Pascal Deguilhem
   

Discours d'après vote de Mme la Garde des Sceaux




M. le président. Après cent trente-six heures et quarante-six minutes de débat, l’Assemblée nationale a adopté le projet de loi ouvrant le mariage aux couples de personnes de même sexe.
La parole est à Mme la garde des sceaux, ministre de la justice.
Mme Christiane Taubira, garde des sceaux, ministre de la justice. Je dois avouer que je suis submergée par l’émotion. J’espère être néanmoins capable de vous dire combien je suis reconnaissante au Premier ministre et au Président de la République de nous avoir offert la chance de conduire cette très belle réforme, de la conduire avec force, de la conduire avec la confiance constante du Gouvernement, de la conduire avec votre participation active, mesdames et messieurs les députés. Vous avez amélioré le texte. Vous l’avez enrichi. Vous avez été fortement présents, durant de longues nuits, stoïques, à entendre des propos parfois absolument insupportables qui heurtaient nos valeurs profondes et notre éthique. Mais nous avons eu aussi de très grands et de très beaux moments de démocratie. Nous avons vu dans l’opposition des parlementaires qui se battaient, qui faisaient valoir leurs positions fortes et fermes avec des arguments de fond. Nous leur en savons gré : ces interventions-là resteront aussi dans l’histoire.
Nous savons désormais que nous savons bâtir ensemble. Nous savons que nous n’avons rien pris à personne. Nous nous sommes interrogés lorsque les premiers questionnements se sont exprimés dans la société ; nous nous sommes demandé si nos convictions suffisaient. Nous avons écouté attentivement les inquiétudes et les protestations, et nous nous sommes efforcés d’y répondre lucidement, franchement, clairement, en prenant appui sur le texte.

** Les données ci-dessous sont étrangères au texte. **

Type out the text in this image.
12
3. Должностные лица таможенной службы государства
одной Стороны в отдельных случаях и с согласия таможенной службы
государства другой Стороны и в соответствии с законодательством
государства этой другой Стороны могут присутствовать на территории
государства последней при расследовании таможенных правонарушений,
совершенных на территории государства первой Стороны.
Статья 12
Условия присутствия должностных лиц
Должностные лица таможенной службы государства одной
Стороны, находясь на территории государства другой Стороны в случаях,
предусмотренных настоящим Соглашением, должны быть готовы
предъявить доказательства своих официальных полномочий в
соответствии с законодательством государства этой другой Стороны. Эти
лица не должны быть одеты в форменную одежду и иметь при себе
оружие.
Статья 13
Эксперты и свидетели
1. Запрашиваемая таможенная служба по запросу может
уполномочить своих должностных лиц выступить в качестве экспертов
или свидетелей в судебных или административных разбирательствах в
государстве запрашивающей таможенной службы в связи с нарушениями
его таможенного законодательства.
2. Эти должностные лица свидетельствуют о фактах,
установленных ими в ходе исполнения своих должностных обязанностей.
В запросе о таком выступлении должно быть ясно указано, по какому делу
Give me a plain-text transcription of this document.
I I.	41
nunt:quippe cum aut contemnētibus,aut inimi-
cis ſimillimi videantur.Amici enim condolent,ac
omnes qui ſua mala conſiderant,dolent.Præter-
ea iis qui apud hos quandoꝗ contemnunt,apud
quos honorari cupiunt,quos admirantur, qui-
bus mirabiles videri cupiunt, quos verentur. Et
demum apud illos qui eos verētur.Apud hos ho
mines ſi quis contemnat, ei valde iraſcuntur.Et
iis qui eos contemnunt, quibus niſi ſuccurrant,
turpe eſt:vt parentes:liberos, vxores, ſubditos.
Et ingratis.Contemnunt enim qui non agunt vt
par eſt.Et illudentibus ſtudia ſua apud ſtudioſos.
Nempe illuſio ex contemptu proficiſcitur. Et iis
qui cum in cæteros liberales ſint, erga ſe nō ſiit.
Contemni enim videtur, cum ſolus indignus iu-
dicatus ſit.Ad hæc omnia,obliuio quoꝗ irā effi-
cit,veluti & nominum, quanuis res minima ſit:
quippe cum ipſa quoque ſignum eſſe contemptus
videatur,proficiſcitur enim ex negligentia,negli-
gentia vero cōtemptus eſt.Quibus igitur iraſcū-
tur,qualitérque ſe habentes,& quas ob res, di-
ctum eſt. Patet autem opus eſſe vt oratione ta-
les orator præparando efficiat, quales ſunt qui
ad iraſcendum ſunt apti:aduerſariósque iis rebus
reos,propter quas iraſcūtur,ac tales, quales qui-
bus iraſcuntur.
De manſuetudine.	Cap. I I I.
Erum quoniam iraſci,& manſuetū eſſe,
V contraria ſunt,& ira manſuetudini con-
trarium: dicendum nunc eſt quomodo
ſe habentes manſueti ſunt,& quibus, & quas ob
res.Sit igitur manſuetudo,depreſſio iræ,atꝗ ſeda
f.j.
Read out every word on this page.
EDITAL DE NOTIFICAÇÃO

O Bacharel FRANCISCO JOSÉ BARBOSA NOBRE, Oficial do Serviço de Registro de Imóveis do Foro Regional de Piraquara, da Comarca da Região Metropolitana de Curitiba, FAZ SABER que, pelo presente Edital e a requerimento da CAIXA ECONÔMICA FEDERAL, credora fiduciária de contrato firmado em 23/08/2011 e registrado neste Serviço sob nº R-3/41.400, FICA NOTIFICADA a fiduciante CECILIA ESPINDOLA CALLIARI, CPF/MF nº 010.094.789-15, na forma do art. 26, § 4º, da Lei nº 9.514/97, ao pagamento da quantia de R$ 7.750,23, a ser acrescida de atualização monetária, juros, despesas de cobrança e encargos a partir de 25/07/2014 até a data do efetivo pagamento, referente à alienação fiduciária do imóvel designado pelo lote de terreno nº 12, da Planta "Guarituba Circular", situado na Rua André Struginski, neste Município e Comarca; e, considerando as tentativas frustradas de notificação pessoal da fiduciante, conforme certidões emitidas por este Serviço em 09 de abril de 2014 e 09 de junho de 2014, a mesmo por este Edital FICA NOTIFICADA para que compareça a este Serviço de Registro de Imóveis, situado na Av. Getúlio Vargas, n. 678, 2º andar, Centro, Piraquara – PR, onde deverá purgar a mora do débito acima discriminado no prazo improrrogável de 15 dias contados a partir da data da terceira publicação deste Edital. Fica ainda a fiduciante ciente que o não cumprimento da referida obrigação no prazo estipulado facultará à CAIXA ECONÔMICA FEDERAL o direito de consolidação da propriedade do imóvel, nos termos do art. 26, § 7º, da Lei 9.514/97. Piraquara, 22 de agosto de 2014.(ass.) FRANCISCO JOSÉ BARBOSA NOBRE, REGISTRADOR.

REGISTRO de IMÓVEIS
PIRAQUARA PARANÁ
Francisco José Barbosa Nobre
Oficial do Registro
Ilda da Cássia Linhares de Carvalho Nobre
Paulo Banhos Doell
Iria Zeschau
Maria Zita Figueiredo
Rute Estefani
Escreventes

Nous nous sommes demandé ce qui était le plus précieux pour les couples hétérosexuels et les familles hétéroparentales. Nous savons que c’est d’abord le lien biologique, et nous n’y avons pas touché. Nous savons qu’ils sont très attachés à la présomption de paternité, et nous n’y avons pas touché. En revanche, nous avons amélioré l’exercice de l’autorité parentale et facilité son partage. Nous avons protégé des milliers d’enfants. Nous avons fait en sorte qu’ils puissent maintenir le lien avec un parent en cas de séparation conflictuelle, y compris hors mariage. Nous avons élargi, pour les futurs époux, la possibilité de choisir – eux seuls, non les maires – le lieu de la célébration du mariage. Nous savons donc que nous n’avons rien ôté à personne, qu’au contraire nous avons reconnu, par ce texte, les droits de nos concitoyens dont la citoyenneté était sournoisement contestée, et aussi ouvert des droits à tous les autres couples.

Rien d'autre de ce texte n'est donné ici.